Davis’s smart but classic method for rich chicken soup results in a broth that will almost gel in the fridge. To start, Davis is an emphatic champion of chicken feet and older stew hens for deep flavor. He does not subscribe to the idea that skimming the stock is a necessity, and he believes “more is better” when it comes to aromatics.
“I think the secret is that a small turnip adds an amazing amount of sweet flavor, along with a parsnip, celery root, carrots, celery, a point of star anise, clove and some juniper berries. It’s not enough to taste, but to increase the complexity of flavor. And it’s really yummy, if I do say so myself,” Davis declares.

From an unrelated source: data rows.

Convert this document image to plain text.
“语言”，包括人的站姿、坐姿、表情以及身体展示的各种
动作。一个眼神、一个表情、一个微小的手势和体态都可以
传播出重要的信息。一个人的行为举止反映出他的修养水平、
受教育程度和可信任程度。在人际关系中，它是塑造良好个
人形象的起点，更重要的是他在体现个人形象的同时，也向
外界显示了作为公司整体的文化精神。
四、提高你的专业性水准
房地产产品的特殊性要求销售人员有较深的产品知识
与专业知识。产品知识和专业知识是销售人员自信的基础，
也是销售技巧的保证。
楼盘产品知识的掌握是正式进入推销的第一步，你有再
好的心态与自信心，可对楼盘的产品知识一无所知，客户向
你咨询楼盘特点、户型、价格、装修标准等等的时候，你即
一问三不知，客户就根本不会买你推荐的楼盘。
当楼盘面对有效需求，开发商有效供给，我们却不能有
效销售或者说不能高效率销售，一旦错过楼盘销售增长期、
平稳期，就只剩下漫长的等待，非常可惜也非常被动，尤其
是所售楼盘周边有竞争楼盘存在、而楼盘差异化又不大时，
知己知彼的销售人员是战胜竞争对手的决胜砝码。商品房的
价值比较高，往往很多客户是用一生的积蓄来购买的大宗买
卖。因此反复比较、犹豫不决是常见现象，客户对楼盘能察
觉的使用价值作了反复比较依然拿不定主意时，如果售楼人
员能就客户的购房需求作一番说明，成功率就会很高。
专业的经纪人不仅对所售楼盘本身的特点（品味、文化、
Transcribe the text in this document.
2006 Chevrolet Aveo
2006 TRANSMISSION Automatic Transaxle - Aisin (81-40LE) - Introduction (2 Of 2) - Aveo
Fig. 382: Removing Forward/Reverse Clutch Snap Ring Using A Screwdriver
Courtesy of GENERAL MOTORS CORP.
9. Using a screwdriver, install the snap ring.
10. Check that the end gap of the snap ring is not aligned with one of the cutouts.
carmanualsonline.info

Once the soup goes through a three-hour simmer, fresh dill is added for some lively green zing. From there, Davis drains the stock and throws everything out, with the exception of the chicken meat, which he carefully reserves for chicken salad fodder.
With the timer of his iPhone softly dinging in the background, it’s time to form the matzo balls.
Davis is quick to point out, with each matzo ball, that he is “pressing it, not compressing it.” Overly enthusiastically rolling the matzo balls for too long in the palm of your hands only compacts and toughens them.
Once cooked, the matzo balls are transferred right from the cooking water into the fragrant and hot soup. As the matzo balls bob, dip and turn to their own bubbling symphony, Davis remarks, “Just like my mother’s, they are not perfectly made.”
Tressa Eaton is a Brooklyn-based freelance writer who writes about all things food. Most recently, she was the New York Editor of TastingTable.com.